It wasn’t until I suddenly looked at my phone yesterday, and realised it was 3.30pm, that I knew I was not going to get the government’s emergency alert. My phone was working at the time too.
Neither did Sarah.
Now I don’t believe the allegation on Twitter that this means we have been singled out to die by the government. But still it is a bit of a peculiarity.
But then my children both got theirs. I didn’t hear them – and it spooked my son, though he knew it was coming and knew what it was when it arrived.
I don’t quite know what to make of the whole idea. I note that Jacob Rees-Mogg has said that it was a waste of time and that he was turning off the relevant icon on his phone.
I also read the column by Sarah Vine – formerly Mrs Gove – in the Daily Mail called ‘why are ministers invading our phones with a tiresome emergency alert – yet ignoring the threat that could wipe out humanity?’
Many countries are now organising emergency alerts – and the right clearly feels differently about the whole idea in the USA. In Ron De Santis’ Florida, they accidentally tested their system at 4.45am!
But Sarah Vine’s question was a good one and it deserves an answer. So is her other one: “Can we – or for that matter, the government – realistically do anything about any of these emergencies they will be ‘warning’ us about.”
I know there are useful elements to these alerts. If there was a nuclear leak or floods, like for example those that hit the east coast on the night of 21 January 1953 – just before the last coronation, in fact.
This was the unprecedented event that sank the British Rail ferry Princess Victoria, which foundered off the Scottish coast, on its way between Stranraer and Larne.
Strangely, for such an overwhelming event, the memories of six decades ago have faded. Very few people would remember the events if it had not been for the fascinating and moving article that the architectural critic Ken Worpole wrote for the Open Democracy website to remember the sixtieth anniversary.
These days, there would be warnings about spectacularly high tides. The Thames Barrier would be raised. The Environment Agency spokespeople would fan out to the TV studios and epeople in danger would have been warned via text message – but not then. Back in 1953, the first that anyone knew of what was about to happen was when the 7.27pm train from Hunstanton to King’s Lynn ran into a wall of water and was hit by “a bungalow floating on the crest of the wave”.
The North Sea tide that night was the highest ever recorded and many of those who died simply awoke trapped in bed by water rising too fast to escape. Worpole paid tribute to the meticulous account published in 1959 by Essex County Council, and hails it as one of the great works of twentieth-century English social history: Hilda Grieve’s narrative, The Great Tide. He wrote:
“So vulnerable to disruption were communications at this time that many were already dead and their communities destroyed further up the coast, whilst along the Thames people slept soundly unaware of what was about to hit them.”

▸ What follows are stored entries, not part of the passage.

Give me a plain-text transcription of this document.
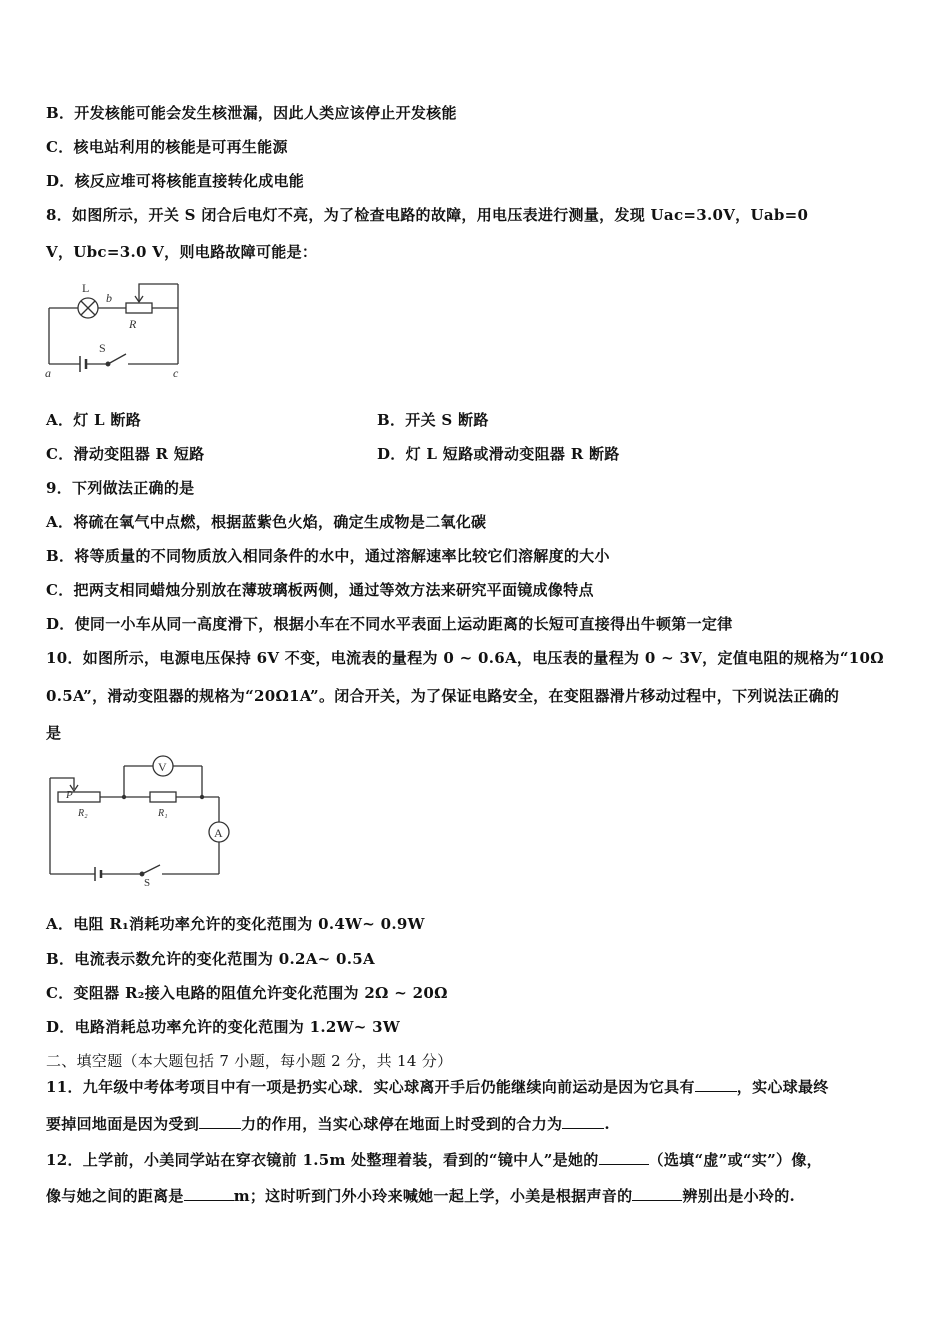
B．开发核能可能会发生核泄漏，因此人类应该停止开发核能
C．核电站利用的核能是可再生能源
D．核反应堆可将核能直接转化成电能
8．如图所示，开关 S 闭合后电灯不亮，为了检查电路的故障，用电压表进行测量，发现 Uac=3.0V，Uab=0
V，Ubc=3.0 V，则电路故障可能是：
L
b
R
S
a	c
A．灯 L 断路	B．开关 S 断路
C．滑动变阻器 R 短路	D．灯 L 短路或滑动变阻器 R 断路
9．下列做法正确的是
A．将硫在氧气中点燃，根据蓝紫色火焰，确定生成物是二氧化碳
B．将等质量的不同物质放入相同条件的水中，通过溶解速率比较它们溶解度的大小
C．把两支相同蜡烛分别放在薄玻璃板两侧，通过等效方法来研究平面镜成像特点
D．使同一小车从同一高度滑下，根据小车在不同水平表面上运动距离的长短可直接得出牛顿第一定律
10．如图所示，电源电压保持 6V 不变，电流表的量程为 0 ~ 0.6A，电压表的量程为 0 ~ 3V，定值电阻的规格为“10Ω
0.5A”，滑动变阻器的规格为“20Ω1A”。闭合开关，为了保证电路安全，在变阻器滑片移动过程中，下列说法正确的
是
V
A
P
R₂	R₁
S
A．电阻 R₁消耗功率允许的变化范围为 0.4W~ 0.9W
B．电流表示数允许的变化范围为 0.2A~ 0.5A
C．变阻器 R₂接入电路的阻值允许变化范围为 2Ω ~ 20Ω
D．电路消耗总功率允许的变化范围为 1.2W~ 3W
二、填空题（本大题包括 7 小题，每小题 2 分，共 14 分）
11．九年级中考体考项目中有一项是扔实心球．实心球离开手后仍能继续向前运动是因为它具有	，实心球最终
要掉回地面是因为受到	力的作用，当实心球停在地面上时受到的合力为	.
12．上学前，小美同学站在穿衣镜前 1.5m 处整理着装，看到的“镜中人”是她的	（选填“虚”或“实”）像，
像与她之间的距离是	m；这时听到门外小玲来喊她一起上学，小美是根据声音的	辨别出是小玲的.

It is extraordinary that there are so few memories of a disaster that involved families and children dying of cold as they clutched onto their roofs.
That is clearly the kind of event when it would be useful to have a means of contacting people nearby.
There are three possible crises that really worry me now, and which the UK government remains silent about.
The first is the climate crisis – which obviously Sarah Vine needs to ignore if she is going to keep her job at the Mail.
And by the way, tens of thousands of people took to the streets of Westminster on Friday and Saturday, peacefully and happily, as part of the Extinction Rebellion demonstration, and were rewarded for it by virtually no mention in press or on TV.
There was also absolutely no mention by her or by anyone else of the second scary issue that now faces us – that Putin is now insane enough to be capable of pressing the nuclear button, which would plunge us all into a nightmare of heat and destruction.
He is certainly threatening to single out the UK for that.
Thank goodness we have Sunak, rather than either of his two predecessors as PM, to face this threat. But since nothing is being done about it by anyone, it seems to me – no plans for regional seats of government, no ‘Protect and Survive’ pamphlets, no deep shelters for the population – I am unsure what advantage that is.
We just get a blithe version of Sir Alec Douglas-Home’s “The British people are prepared if necessary to be blown to atomic dust”. So Boris Johnsonian in its establishment enochlophobia.
So I searched in vain for mention of either of these threats in Sarah Vine’s article. Instead she mentions the third issue – the threat from takeover by AI.
It worried her – as it does me – that the Google AI system Bard has taught itself Bengali apparently on its own initiative.
“Time to wake up and smell the lithium, guys,” she writes. “Before it’s too late.”
It is peculiar for the Mail to use language like this, but – in the end – I reckon that the threat from AI is very much less than the other two.